Says Ali Bowden, director of the trust that runs the City of Literature: "RLS Day is our way of raising a glass to one of Edinburgh's most famous sons and keeping his spirit alive. Edinburgh keeps Robert Louis Stevenson in its heart and mind all year round: he's remembered on plaques and in bookshops; in St Giles' Cathedral and Princes Street Gardens, reading lists and cinema screens. But it's lovely to have an excuse to throw a party."
Throwing parties, it seems, is what an organisation like the City of Literature is really rather good at. Nor ought this to be mocked, though one would prefer there to be greater emphasis on the work than on the play. By another astonishing coincidence I was involved a quarter of a century and more ago in bringing to fruition a festival devoted to all things RLS, including readings, lectures, films and an exhibition of the illustrations Ralph Steadman drew for Treasure Island. The highlight, however, was the first ever (and only) Stevenson Supper, which began with a schooner of "Yo-ho-ho" rum and ended with "Pieces of Eight", ie a well-known brand of post-prandial mints.
Despite Ms Bowden's protestations, I wonder to what extent the good folk of our capital and beyond really know of Stevenson and his books. Statues and plaques are all very well but what maintains a writer's flame is the availability of his books. Apart from those already mentioned these are not easy to come by outwith the dwindling number of secondhand bookshops or via the internet.
There are, of course, libraries, to which serious readers still devoutly go. But by the time Edinburgh's Central Library opened, in 1890, Stevenson was resident in Samoa where, one gathers, the natives are much better informed about him than his immediate kinsfolk. Such is often the fate of those who choose to live in foreign parts. Muriel Spark suffered similarly. Like Stevenson, she was "an exile in heart and mind – cautious, affectionate, critical". Edinburgh, she added, was the kind of place in which she could never hope to be understood. Like Stevenson, too, only a few of her books are readily available.
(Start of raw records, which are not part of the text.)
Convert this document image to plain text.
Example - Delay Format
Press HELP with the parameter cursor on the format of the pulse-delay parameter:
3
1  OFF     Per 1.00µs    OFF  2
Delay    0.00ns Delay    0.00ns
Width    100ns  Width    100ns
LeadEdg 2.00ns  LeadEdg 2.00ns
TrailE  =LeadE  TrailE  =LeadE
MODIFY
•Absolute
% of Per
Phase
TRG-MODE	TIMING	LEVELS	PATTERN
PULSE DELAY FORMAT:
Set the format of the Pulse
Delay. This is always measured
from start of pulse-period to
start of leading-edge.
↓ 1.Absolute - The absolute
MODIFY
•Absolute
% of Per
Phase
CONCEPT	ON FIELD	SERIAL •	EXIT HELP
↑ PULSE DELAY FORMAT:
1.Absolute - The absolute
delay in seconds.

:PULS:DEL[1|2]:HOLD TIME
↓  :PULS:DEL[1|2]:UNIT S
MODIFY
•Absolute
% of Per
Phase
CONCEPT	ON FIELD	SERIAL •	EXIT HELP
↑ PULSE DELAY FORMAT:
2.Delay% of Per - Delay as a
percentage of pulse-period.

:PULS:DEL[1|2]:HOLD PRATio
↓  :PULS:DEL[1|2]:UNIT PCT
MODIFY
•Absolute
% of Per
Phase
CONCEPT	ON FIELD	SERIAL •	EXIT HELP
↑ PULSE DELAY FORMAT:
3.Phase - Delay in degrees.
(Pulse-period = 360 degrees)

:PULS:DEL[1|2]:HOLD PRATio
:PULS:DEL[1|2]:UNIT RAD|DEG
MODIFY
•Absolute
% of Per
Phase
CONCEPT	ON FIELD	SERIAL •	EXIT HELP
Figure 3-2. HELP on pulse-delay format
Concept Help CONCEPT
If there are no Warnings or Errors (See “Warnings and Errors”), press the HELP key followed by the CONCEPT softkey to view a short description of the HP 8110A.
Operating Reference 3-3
Even among those who say they insist they are well-read it is relatively rare to come across someone who has delved deeper into her oeuvre than The Prime of Miss Jean Brodie.
The problem with Stevenson is his association with children's literature which allowed myopic critics and ignorant academics to question his seriousness. In recent decades, however, there have been signs that this is changing, leading to an overdue reassessment of his achievement which, by any standard, was phenomenal, especially given the fact he died in his early 40s. Here was a man who excelled at whatever he attempted – short stories, travelogues, novels and novellas, poetry, essays and letters. Moreover, and more importantly, his style has endured and shows no sign of turning antique, like Scott's. And that, when all the partying is over, is what really matters.